A (4x - 3)(4x + 3) and (4x - 3)²
B (2x + 1)(3x - 5) and (2x + 1)(3x - 5)
C (3x - 2)(5x + 7) and (3x - 2)(5x + 7)²
D (x + 2)(2x - 4) and (x + 2)(2x - 4)²

Answer 1

The simplified form upto 4 significant figures is D (x + 2)(2x - 4) and (x + 2)(2x - 4)².

Step-by-step explanation:

The given function is 37216.015(213). To decompose it into partial fraction form, we need to factorize the quadratic expressions. In this case, we observe that the function can be factored as (x + 2)(2x - 4) . Therefore, the partial fraction decomposition form is (x + 2)(2x - 4) and (x + 2)(2x - 4)² .

Now, moving on to part (b) where we are asked to evaluate 3:12 | 16 | 15(3) using the solution from part (a). We substitute x = 3 into the decomposed form.

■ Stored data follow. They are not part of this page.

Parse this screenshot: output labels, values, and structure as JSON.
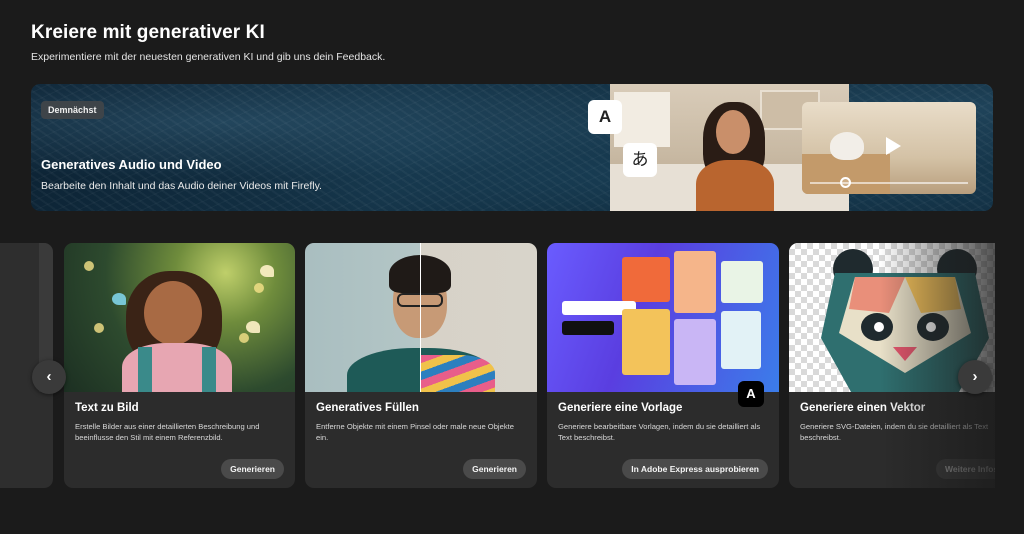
{
  "header": {
    "title": "Kreiere mit generativer KI",
    "subtitle": "Experimentiere mit der neuesten generativen KI und gib uns dein Feedback."
  },
  "banner": {
    "badge": "Demnächst",
    "title": "Generatives Audio und Video",
    "description": "Bearbeite den Inhalt und das Audio deiner Videos mit Firefly.",
    "lang_a": "A",
    "lang_ja": "あ"
  },
  "cards": [
    {
      "title": "Text zu Bild",
      "description": "Erstelle Bilder aus einer detaillierten Beschreibung und beeinflusse den Stil mit einem Referenzbild.",
      "button": "Generieren"
    },
    {
      "title": "Generatives Füllen",
      "description": "Entferne Objekte mit einem Pinsel oder male neue Objekte ein.",
      "button": "Generieren"
    },
    {
      "title": "Generiere eine Vorlage",
      "description": "Generiere bearbeitbare Vorlagen, indem du sie detailliert als Text beschreibst.",
      "button": "In Adobe Express ausprobieren"
    },
    {
      "title": "Generiere einen Vektor",
      "description": "Generiere SVG-Dateien, indem du sie detailliert als Text beschreibst.",
      "button": "Weitere Infos"
    }
  ],
  "carousel": {
    "prev_icon": "chevron-left-icon",
    "next_icon": "chevron-right-icon",
    "prev_glyph": "‹",
    "next_glyph": "›"
  },
  "colors": {
    "background": "#1b1b1b",
    "card": "#2c2c2c",
    "button": "#4a4a4a",
    "badge": "#3e4449"
  }
}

First, for (x + 2)(2x - 4) , we get (3 + 2)(2 x 3 - 4) = 5 x 2 = 10. Then, for (x + 2)(2x - 4)² , we have (3 + 2)(2 x 3 - 4)² = 5 x 2² = 20.

Thus, the final evaluated result for 3:12 | 16 | 15(3) is 10 + 20 = 30, correct to 4 significant figures.

In summary, by decomposing the original function into partial fraction form, we could easily evaluate the given expression. The correct choice is option D, and the final result is 30, rounded to 4 significant figures.